Add support for configurable qualx label column #1528

leewyang · 2025-02-05T17:59:45Z

This PR adds support for a configurable label column for the qualx xgboost model.

The default value is Duration (wall-clock), which is the current behavior. Note that we subsequently derive Duration_speedup (from the CPU and GPU Duration values) which becomes the actual label for the model.

This adds support for a new label: duration_sum (sum of task durations).

This does not include any pre-trained models with the duration_sum target, since this is mostly intended for custom model use-cases where Duration might be insufficient or undesired.

Changes:

Adds a new config.py module to host configurable variables, including a new QUALX_LABEL env variable to define which label to use.
Adds support for duration_sum target, e.g. removing label columns from features, recomputing appDuration, etc.
Fixes minor bugs when encountering empty dataframes.

Test

I have confirmed that the models produced before and after this commit are identical (when using the default Duration).

Following CMDs have been tested:
spark_rapids prediction

Internal Usage:
python qualx_main.py preprocess
python qualx_main.py train
python qualx_main.py predict
python qualx_main.py evaluate

Signed-off-by: Lee Yang <[email protected]>

parthosa

Thanks @leewyang. LGTME. Could get additional review from @eordentlich

amahussein

Thanks @leewyang !
Few comment related to the env variables naming and usage.

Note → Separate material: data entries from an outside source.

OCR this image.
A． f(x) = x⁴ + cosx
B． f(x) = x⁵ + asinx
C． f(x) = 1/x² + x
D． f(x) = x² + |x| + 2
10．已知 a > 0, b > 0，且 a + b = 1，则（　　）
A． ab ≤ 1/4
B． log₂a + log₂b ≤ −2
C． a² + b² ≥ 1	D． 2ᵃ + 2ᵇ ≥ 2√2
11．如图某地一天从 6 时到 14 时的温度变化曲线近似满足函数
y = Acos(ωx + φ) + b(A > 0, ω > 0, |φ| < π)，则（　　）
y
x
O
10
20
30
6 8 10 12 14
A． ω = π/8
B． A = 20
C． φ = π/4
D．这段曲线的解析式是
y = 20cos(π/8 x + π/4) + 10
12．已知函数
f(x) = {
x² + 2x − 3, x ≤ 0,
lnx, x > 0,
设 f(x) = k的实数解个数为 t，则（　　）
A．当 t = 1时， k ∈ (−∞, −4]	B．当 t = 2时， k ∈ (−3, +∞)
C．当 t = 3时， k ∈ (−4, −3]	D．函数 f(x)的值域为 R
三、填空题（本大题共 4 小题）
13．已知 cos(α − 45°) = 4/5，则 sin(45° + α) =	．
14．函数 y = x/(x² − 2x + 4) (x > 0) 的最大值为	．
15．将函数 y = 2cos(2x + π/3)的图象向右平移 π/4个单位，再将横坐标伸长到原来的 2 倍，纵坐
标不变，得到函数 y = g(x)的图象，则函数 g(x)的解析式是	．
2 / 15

amahussein · 2025-02-06T14:40:04Z

user_tools/src/spark_rapids_tools/tools/qualx/config.py

+Environment variables:
+- QUALX_CACHE_DIR: cache directory for saving Profiler output.
+- QUALX_DATA_DIR: data directory containing eventlogs, primarily used in dataset JSON files.
+- QUALX_DIR: root directory for Qualx execution, primarily used in dataset JSON files to locate
+    dataset-specific plugins.
+- QUALX_LABEL: targeted label column for XGBoost model.
+- SPARK_RAPIDS_TOOLS_JAR: path to Spark RAPIDS Tools JAR file.


In the user-tools wrapper we used a pattern across all environment variables RAPIDS_USER_TOOLS_*. Shall we apply the same concept for QualX related ones?

For, QUALX_CACHE_DIR: there is cache-directory used by the tools wrapper. Can we use the same value for both to reduce the number of variables needed by the tools? the tools uses env variable RAPIDS_USER_TOOLS_CACHE_FOLDER and it has default variable to /var/tmp/spark_rapids_user_tools_cache.

@amahussein I think there are a lot of scripts/tools that use these at the moment, so I'd leave renaming for another time. My hope is that this new config.py file will make it easier to refactor/rename in the future (while keeping changes minimal for now).

amahussein · 2025-02-06T14:43:48Z

user_tools/src/spark_rapids_tools/tools/qualx/config.py

+def get_cache_dir() -> str:
+    """Get cache directory to save Profiler output."""
+    return os.environ.get('QUALX_CACHE_DIR', 'qualx_cache')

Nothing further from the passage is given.